Aynı şey çok istediğim bisiklet için de geçerli. Doğup büyüdüğüm güzel semtim Beşiktaş’ta bir çok arkadaşımın bisikleti vardı. Arkadaşlarım arasında arabaların çarptığı ya da düşüp kolunu, bacağını kıranlar olmuştu. Bu nedenle bana hiç bisiklet alınmadı. Arkadaşlarımın bisikletlerine binmeye çalıştığımda aile büyüklerimin korku ve endişelerini görebiliyor, “düşersin, bir yerin kırılır, dikkat et” uyarılarını duyuyordum. 19 yaşındayken taşındığımız Yeşilköy’de bisiklet kiralayıp sahilde binmeye başladım. Kuzenim ve arkadaşlarımın bisikletleri vardı. Her akşam dışarı çıktığımızda yanlarında yürümek istemiyordum. Öyle yaz gecelerinden birinde kullandığım bisikletten düştüm ve sol ayak bileğim iki parçalı kırıldı. Ertesi gün sakat kalabilme ihtimalimin yüksek olduğu bir ameliyata girdim. Platinlerim takıldı. Ayağım dört ay alçıda kaldı. Kemikler iyice kaynayınca tekrar ameliyat oldum ve platinler çıkartıldı. Sonrasında bir kaç ay daha sıkıntım oldu ama geçti. Hala soğuk havalarda sızlar o ayrı. Büyüklerim haklıydı bisiklet inadım basıma büyük işler açmıştı. Oysa çocukluğumda bana bisiklet alınsa, kullanmayı öğretseler, ben denerken de “başarabilirsin” deselerdi belki de o gün öyle bir kaza hiç yaşanmayacaktı.
Bu ve benzeri daha bir çok olay, beni kızımı büyütürken onu korumak için bile olsa olumsuz cümle kullanmamaya teşvik etti.
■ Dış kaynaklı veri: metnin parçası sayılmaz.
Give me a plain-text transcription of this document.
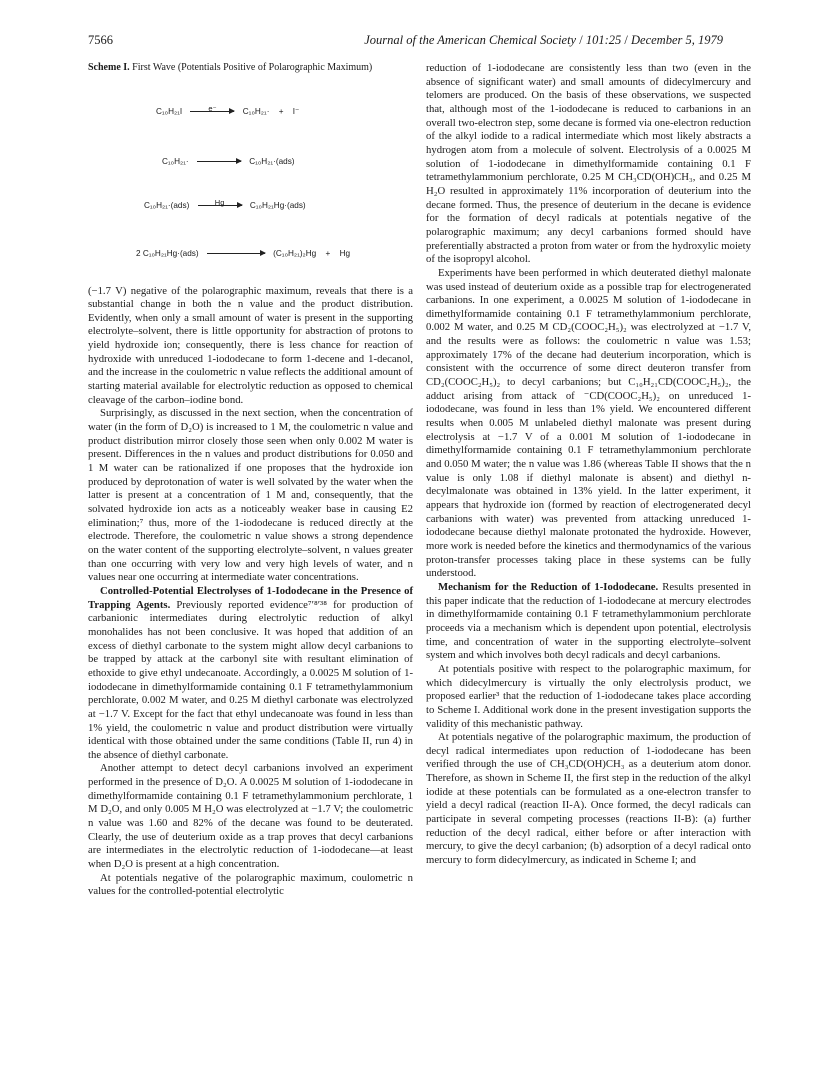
7566	Journal of the American Chemical Society / 101:25 / December 5, 1979
Scheme I. First Wave (Potentials Positive of Polarographic Maximum)
C₁₀H₂₁I	e⁻	C₁₀H₂₁· + I⁻
C₁₀H₂₁·	C₁₀H₂₁·(ads)
C₁₀H₂₁·(ads)	Hg	C₁₀H₂₁Hg·(ads)
2 C₁₀H₂₁Hg·(ads)	(C₁₀H₂₁)₂Hg + Hg

(−1.7 V) negative of the polarographic maximum, reveals that there is a substantial change in both the n value and the product distribution. Evidently, when only a small amount of water is present in the supporting electrolyte–solvent, there is little opportunity for abstraction of protons to yield hydroxide ion; consequently, there is less chance for reaction of hydroxide with unreduced 1-iododecane to form 1-decene and 1-decanol, and the increase in the coulometric n value reflects the additional amount of starting material available for electrolytic reduction as opposed to chemical cleavage of the carbon–iodine bond.

Surprisingly, as discussed in the next section, when the concentration of water (in the form of D₂O) is increased to 1 M, the coulometric n value and product distribution mirror closely those seen when only 0.002 M water is present. Differences in the n values and product distributions for 0.050 and 1 M water can be rationalized if one proposes that the hydroxide ion produced by deprotonation of water is well solvated by the water when the latter is present at a concentration of 1 M and, consequently, that the solvated hydroxide ion acts as a noticeably weaker base in causing E2 elimination;⁷ thus, more of the 1-iododecane is reduced directly at the electrode. Therefore, the coulometric n value shows a strong dependence on the water content of the supporting electrolyte–solvent, n values greater than one occurring with very low and very high levels of water, and n values near one occurring at intermediate water concentrations.

Controlled-Potential Electrolyses of 1-Iododecane in the Presence of Trapping Agents. Previously reported evidence⁷ʹ⁸ʹ³⁸ for production of carbanionic intermediates during electrolytic reduction of alkyl monohalides has not been conclusive. It was hoped that addition of an excess of diethyl carbonate to the system might allow decyl carbanions to be trapped by attack at the carbonyl site with resultant elimination of ethoxide to give ethyl undecanoate. Accordingly, a 0.0025 M solution of 1-iododecane in dimethylformamide containing 0.1 F tetramethylammonium perchlorate, 0.002 M water, and 0.25 M diethyl carbonate was electrolyzed at −1.7 V. Except for the fact that ethyl undecanoate was found in less than 1% yield, the coulometric n value and product distribution were virtually identical with those obtained under the same conditions (Table II, run 4) in the absence of diethyl carbonate.

Another attempt to detect decyl carbanions involved an experiment performed in the presence of D₂O. A 0.0025 M solution of 1-iododecane in dimethylformamide containing 0.1 F tetramethylammonium perchlorate, 1 M D₂O, and only 0.005 M H₂O was electrolyzed at −1.7 V; the coulometric n value was 1.60 and 82% of the decane was found to be deuterated. Clearly, the use of deuterium oxide as a trap proves that decyl carbanions are intermediates in the electrolytic reduction of 1-iododecane—at least when D₂O is present at a high concentration.

At potentials negative of the polarographic maximum, coulometric n values for the controlled-potential electrolytic

reduction of 1-iododecane are consistently less than two (even in the absence of significant water) and small amounts of didecylmercury and telomers are produced. On the basis of these observations, we suspected that, although most of the 1-iododecane is reduced to carbanions in an overall two-electron step, some decane is formed via one-electron reduction of the alkyl iodide to a radical intermediate which most likely abstracts a hydrogen atom from a molecule of solvent. Electrolysis of a 0.0025 M solution of 1-iododecane in dimethylformamide containing 0.1 F tetramethylammonium perchlorate, 0.25 M CH₃CD(OH)CH₃, and 0.25 M H₂O resulted in approximately 11% incorporation of deuterium into the decane formed. Thus, the presence of deuterium in the decane is evidence for the formation of decyl radicals at potentials negative of the polarographic maximum; any decyl carbanions formed should have preferentially abstracted a proton from water or from the hydroxylic moiety of the isopropyl alcohol.

Experiments have been performed in which deuterated diethyl malonate was used instead of deuterium oxide as a possible trap for electrogenerated carbanions. In one experiment, a 0.0025 M solution of 1-iododecane in dimethylformamide containing 0.1 F tetramethylammonium perchlorate, 0.002 M water, and 0.25 M CD₂(COOC₂H₅)₂ was electrolyzed at −1.7 V, and the results were as follows: the coulometric n value was 1.53; approximately 17% of the decane had deuterium incorporation, which is consistent with the occurrence of some direct deuteron transfer from CD₂(COOC₂H₅)₂ to decyl carbanions; but C₁₀H₂₁CD(COOC₂H₅)₂, the adduct arising from attack of ⁻CD(COOC₂H₅)₂ on unreduced 1-iododecane, was found in less than 1% yield. We encountered different results when 0.005 M unlabeled diethyl malonate was present during electrolysis at −1.7 V of a 0.001 M solution of 1-iododecane in dimethylformamide containing 0.1 F tetramethylammonium perchlorate and 0.050 M water; the n value was 1.86 (whereas Table II shows that the n value is only 1.08 if diethyl malonate is absent) and diethyl n-decylmalonate was obtained in 13% yield. In the latter experiment, it appears that hydroxide ion (formed by reaction of electrogenerated decyl carbanions with water) was prevented from attacking unreduced 1-iododecane because diethyl malonate protonated the hydroxide. However, more work is needed before the kinetics and thermodynamics of the various proton-transfer processes taking place in these systems can be fully understood.

Mechanism for the Reduction of 1-Iododecane. Results presented in this paper indicate that the reduction of 1-iododecane at mercury electrodes in dimethylformamide containing 0.1 F tetramethylammonium perchlorate proceeds via a mechanism which is dependent upon potential, electrolysis time, and concentration of water in the supporting electrolyte–solvent system and which involves both decyl radicals and decyl carbanions.

At potentials positive with respect to the polarographic maximum, for which didecylmercury is virtually the only electrolysis product, we proposed earlier³ that the reduction of 1-iododecane takes place according to Scheme I. Additional work done in the present investigation supports the validity of this mechanistic pathway.

At potentials negative of the polarographic maximum, the production of decyl radical intermediates upon reduction of 1-iododecane has been verified through the use of CH₃CD(OH)CH₃ as a deuterium atom donor. Therefore, as shown in Scheme II, the first step in the reduction of the alkyl iodide at these potentials can be formulated as a one-electron transfer to yield a decyl radical (reaction II-A). Once formed, the decyl radicals can participate in several competing processes (reactions II-B): (a) further reduction of the decyl radical, either before or after interaction with mercury, to give the decyl carbanion; (b) adsorption of a decyl radical onto mercury to form didecylmercury, as indicated in Scheme I; and
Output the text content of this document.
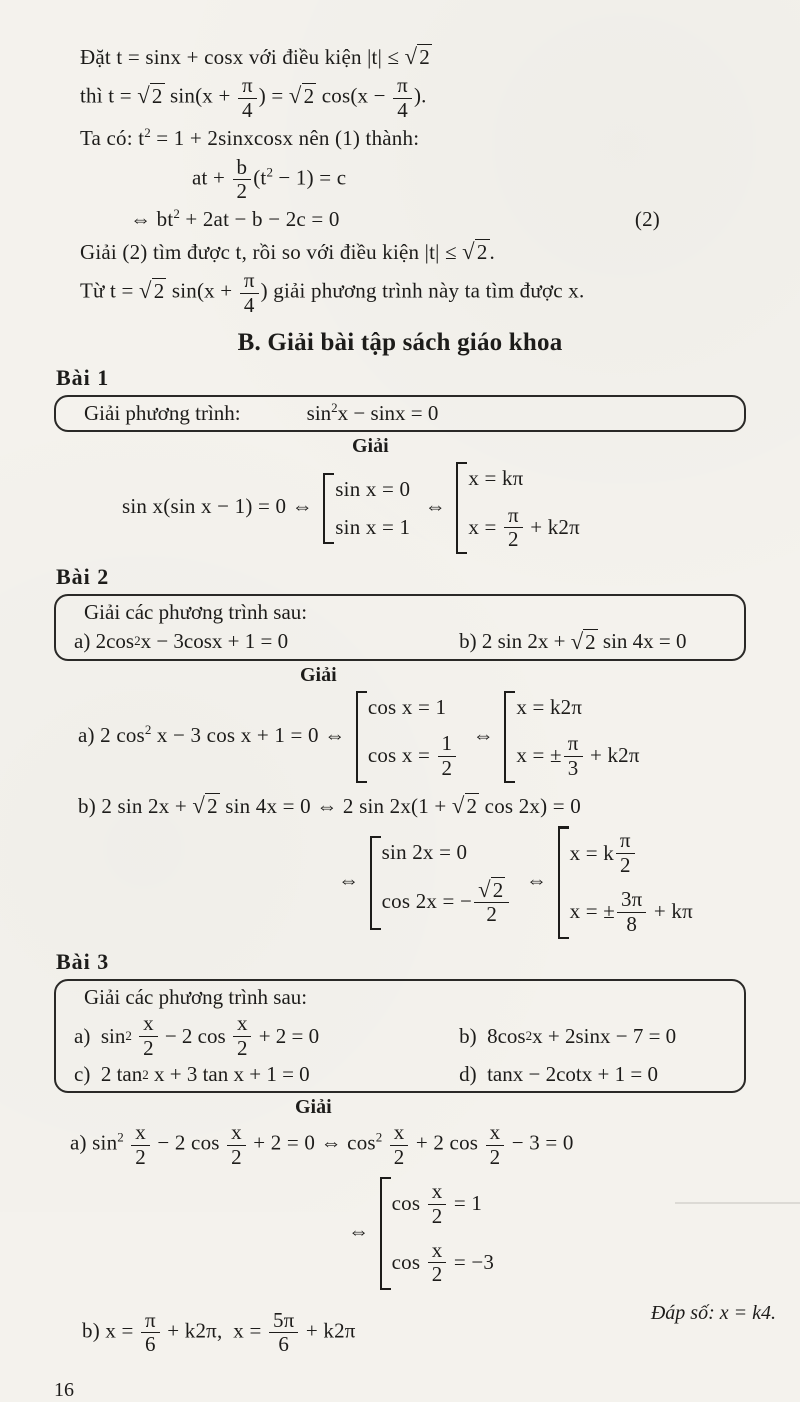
Đặt t = sinx + cosx với điều kiện |t| ≤ √2
thì t = √2 $\sin(x + \frac{\pi}{4}$ ) = √2 $\cos(x - \frac{\pi}{4}$ ).
Ta có: $t^2 = 1$ + 2sinxcosx nên (1) thành:
at + $\frac{b}{2} (t^2 - 1) = c$
⇔ $bt^2 + 2at - b - 2c = 0$	(2)
Giải (2) tìm được t, rồi so với điều kiện |t| ≤ √2.
Từ t = √2 $\sin(x + \frac{\pi}{4}$ ) giải phương trình này ta tìm được x.
B. Giải bài tập sách giáo khoa
Bài 1
Giải phương trình:	$\sin^2x - \sin x = 0$
Giải
sin x(sin x − 1) = 0 ⇔
sin x = 0
sin x = 1
⇔
x = kπ
$x = \frac{\pi}{2} + k2\pi$
Bài 2
Giải các phương trình sau:
a) 2cos 2 x − 3cosx + 1 = 0	b) 2 sin 2x + √2 sin 4x = 0
Giải
a) 2 $\cos^2 x - 3$ cos x + 1 = 0 ⇔
cos x = 1
$\cos x = \frac{1}{2}$ ⇔
x = k2π
x = ± $\frac{\pi}{3} + k2\pi$
b) 2 sin 2x + √2 sin 4x = 0 ⇔ 2 sin 2x(1 + √2 cos 2x) = 0
⇔
sin 2x = 0
cos 2x = − $\frac{√2}{2}$ ⇔
x = k $\frac{\pi}{2}$
x = ± $\frac{3\pi}{8} + k\pi$
Bài 3
Giải các phương trình sau:
a)  sin 2
$\frac{x}{2} - 2$ $\cos \frac{x}{2} + 2 = 0$	b)  8cos 2 x + 2sinx − 7 = 0
c)  2 tan 2 x + 3 tan x + 1 = 0	d)  tanx − 2cotx + 1 = 0
Giải
a) $\sin^2 \frac{x}{2} - 2$ $\cos \frac{x}{2} + 2 = 0$ ⇔ $\cos^2 \frac{x}{2} + 2$ $\cos \frac{x}{2} - 3 = 0$
⇔
$\cos \frac{x}{2} = 1$
$\cos \frac{x}{2} = -3$
Đáp số: x = k4.
b) $x = \frac{\pi}{6} + k2\pi$,  $x = \frac{5\pi}{6} + k2\pi$
16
Ben İstanbul Üniversitesi Turizm İşletmeciliği mezunuyum. Uzun yıllar sektörde Halkla ilişkiler ve Organizasyon yaptım. Daha sonra da Türkiye’nin önde gelen fuarcılık firmasında Satış Uzmanı ve Yönetim Kurulu Başkanı Asistanı olarak çalıştım. Tarih Öğretmeni olan eşimin bir eğitimci olarak bana ve kızımıza öğrettikleri çok kıymetli. Eşim ile yaptığımız konuşmalar, benim çocuk gelişimi, psikoloji ve kişisel gelişime olan merakımdan ötürü yaptığım araştırmalarda gösteriyor ki; iki yaşından itibaren çocuklar varlığını ispatlama birey olduğunu kanıtlama mücadelesine giriyorlar. Ancak çevresindeki ebeveynler Ona zarar geleceğini düşünerek , çocuğun tek başına yapabileceği en basit işleri bile yapmasına fırsat vermeyip kendileri yapıyorlar. Bu durumda çocuk hırçın, inatçı ve aksi olmaya başlıyor. Büyüdükçe bu özellikleri kişiliklerinin bir parçası haline geliyor ve aileleri de sorumluluk almayı öğrenemeyen çocuklarından büyüdüklerinde hiçbir şey yapmadıkları için şikayet ediyorlar. Çok baskıcı anne babalar çocuğu sindirerek pasif bir kişiliğe sahip olmasına neden oluyorlar. Çocuklarını “çorabını giy hava soğuk, yeleğini çıkart terlersin” gibi komutlar vererek büyüten anne babalar da, Onların düşünme yeteneklerinin gelişmesine izin vermiyorlar. Bu çocuklar da büyüdüklerinde lider değil, komut bekleyen bir işçi haline geliyorlar. Ebeveynlerinden varsın, doğalsın, değerlisin, sevgiye layıksın mesajlarını alarak büyüyen çocuklar ise kendisiyle barışık, mutlu, iletişim becerisi kuvvetli, özgüveni yüksek bireyler olarak yetişiyorlar. Tüm bu bilgiler ışığında ben Sude’ye yapmak istediği şey her ne ise “istersen sen başarırsın, tekrar dene lütfen yapabilirsin” diyorum. Bana yardım etmek için bir şeyler taşıdığında kırılsa ya da dökülse bile “insanlık hali olabilir, sen iyi misin?” diye soruyorum. Sonra da kırılanı ya da döküleni birlikte dikkatlice temizliyoruz.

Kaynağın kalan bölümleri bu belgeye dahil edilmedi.